🤖 AI Summary
This work investigates whether noiseless random projections—such as those used in Low-Rank Adaptation (LoRA)—can provide differential privacy (DP) guarantees, with a focus on the distinction between vector and matrix queries. Through theoretical analysis of the Wishart projection mechanism, we establish for the first time that it inherently satisfies DP for vector queries, yet fails to offer meaningful privacy for matrix queries like LoRA, rendering them vulnerable to high-accuracy membership inference attacks (AUC > 0.99).

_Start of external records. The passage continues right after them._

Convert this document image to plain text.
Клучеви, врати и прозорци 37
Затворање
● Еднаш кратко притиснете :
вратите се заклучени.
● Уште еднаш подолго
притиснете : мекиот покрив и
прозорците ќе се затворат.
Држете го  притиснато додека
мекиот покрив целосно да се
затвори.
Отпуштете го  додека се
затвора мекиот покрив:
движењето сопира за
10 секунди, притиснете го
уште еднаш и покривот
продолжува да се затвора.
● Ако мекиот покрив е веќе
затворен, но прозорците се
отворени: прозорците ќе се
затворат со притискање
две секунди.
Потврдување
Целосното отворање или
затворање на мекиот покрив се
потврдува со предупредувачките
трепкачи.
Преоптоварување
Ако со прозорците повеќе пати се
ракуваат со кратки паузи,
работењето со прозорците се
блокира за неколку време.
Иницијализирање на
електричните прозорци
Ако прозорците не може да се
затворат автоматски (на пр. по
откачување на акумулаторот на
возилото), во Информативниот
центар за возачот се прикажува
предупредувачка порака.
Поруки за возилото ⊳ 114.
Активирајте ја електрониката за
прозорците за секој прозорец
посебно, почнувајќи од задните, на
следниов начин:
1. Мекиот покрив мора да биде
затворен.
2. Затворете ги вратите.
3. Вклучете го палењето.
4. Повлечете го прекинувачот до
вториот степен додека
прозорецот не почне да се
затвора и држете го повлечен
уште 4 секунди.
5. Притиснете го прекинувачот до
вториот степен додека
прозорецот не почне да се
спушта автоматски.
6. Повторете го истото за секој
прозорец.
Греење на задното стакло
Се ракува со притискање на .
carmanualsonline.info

To address this, we propose a noisy variant of low-rank fine-tuning and demonstrate that the low-rank structure enables privacy amplification: under identical noise levels, it achieves stronger DP guarantees than full-parameter fine-tuning, and tighter privacy accounting permits reduced noise injection, thereby improving utility.
📝 Abstract
We introduce the (Wishart) projection mechanism, a randomized map of the form $S \mapsto M f(S)$ with $M \sim W_d(1/r I_d, r)$ and study its differential privacy properties. For vector-valued queries $f$, we prove non-asymptotic DP guarantees without any additive noise, showing that Wishart randomness alone can suffice. For matrix-valued queries, however, we establish a sharp negative result: in the noise-free setting, the mechanism is not DP, and we demonstrate its vulnerability by implementing a near perfect membership inference attack (AUC $>0.99$). We then analyze a noisy variant and prove privacy amplification due to randomness and low rank projection, in both large- and small-rank regimes, yielding stronger privacy guarantees than additive noise alone. Finally, we show that LoRA-style updates are an instance of the matrix-valued mechanism, implying that LoRA is not inherently private despite its built-in randomness, but that low-rank fine-tuning can be more private than full fine-tuning at the same noise level. Preliminary experiments suggest that tighter accounting enables lower noise and improved accuracy in practice.